Guns ownership is both a basic American right and one of the most contentious social and political issues of the day. There are about 300 million privately-owned firearms in the US‐which works out to roughly one gun for every man, woman and child in America‐with nearly a third of the population owning at least one gun. Many of these firearms were bought with home protection in mind, which makes sense: in the right circumstances, a gun can be your first and most effective line of defense against intruders and criminals. But is it the best choice for you?
Gun ownership pros: A sense of security
For many gun owners, it’s a simple calculus: having a gun gives them at least a fighting chance in the event that a burglar or home invader manages to get in. And while definitive numbers on the frequency of defensive gun use in the US are hard to come by‐they range from a low of 55,000 to a high of over two million per year‐none of that will matter if you are one of the thousands of American gun owners who uses a firearm in self defense against a criminal or intruder each year.
Criminals don’t like finding themselves on the business end of a gun barrel any more than the rest of us do, which is why 74% of them actively try to avoid breaking into houses when the owners are home. In other words, just the fear of being shot is often enough to dissuade criminals from targeting certain homes.
Gun ownership cons: Having a gun in the house makes living there statistically more dangerous
Unfortunately, guns can’t discriminate between criminals and innocent bystanders. Studies have shown that unintentional shootings are four times as common as occurrences of gun use in legitimate home defense situations.

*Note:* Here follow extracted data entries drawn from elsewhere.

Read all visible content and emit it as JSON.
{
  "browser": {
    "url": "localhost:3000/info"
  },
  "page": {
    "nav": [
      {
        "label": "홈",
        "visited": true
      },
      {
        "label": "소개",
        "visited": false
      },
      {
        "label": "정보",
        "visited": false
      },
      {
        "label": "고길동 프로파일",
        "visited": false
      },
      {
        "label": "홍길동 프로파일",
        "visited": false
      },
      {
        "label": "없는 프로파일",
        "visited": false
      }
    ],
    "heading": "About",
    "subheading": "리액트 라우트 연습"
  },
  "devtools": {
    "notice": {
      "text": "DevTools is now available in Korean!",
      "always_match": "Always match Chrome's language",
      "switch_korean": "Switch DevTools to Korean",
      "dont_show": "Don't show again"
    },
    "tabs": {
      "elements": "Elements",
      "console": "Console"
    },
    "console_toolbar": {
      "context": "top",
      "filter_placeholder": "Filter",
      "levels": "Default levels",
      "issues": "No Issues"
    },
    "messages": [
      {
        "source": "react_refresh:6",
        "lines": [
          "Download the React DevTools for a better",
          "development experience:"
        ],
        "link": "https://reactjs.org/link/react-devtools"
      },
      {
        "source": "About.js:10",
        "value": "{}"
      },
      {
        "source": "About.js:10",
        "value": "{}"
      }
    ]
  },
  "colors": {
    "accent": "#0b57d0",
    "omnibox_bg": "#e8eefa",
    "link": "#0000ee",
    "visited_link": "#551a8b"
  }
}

You’d actually be more likely, statistically speaking, to shoot someone by accident than you are to shoot a home invader.
Having a gun in the house also increases your own chances of becoming the victim of a firearm-related homicide or suicide in the home. Researchers have found that this holds true regardless of the type of gun you own, how you store it, or how many guns you own.
Finally, if you have children, you should take into account how the presence of a firearm in the home might affect their safety. Most gun-owning parents take precautions to keep their children from finding and handling the family’s firearms. However, despite these efforts, children often handle guns in the home without their parents’ knowledge; in one study, 22% of parents who believed that their children had never handled the guns in the home were contradicted by the children themselves. Further, when a child or teen is killed by a firearm, the gun that killed them comes from their own home fully 72 percent of the time.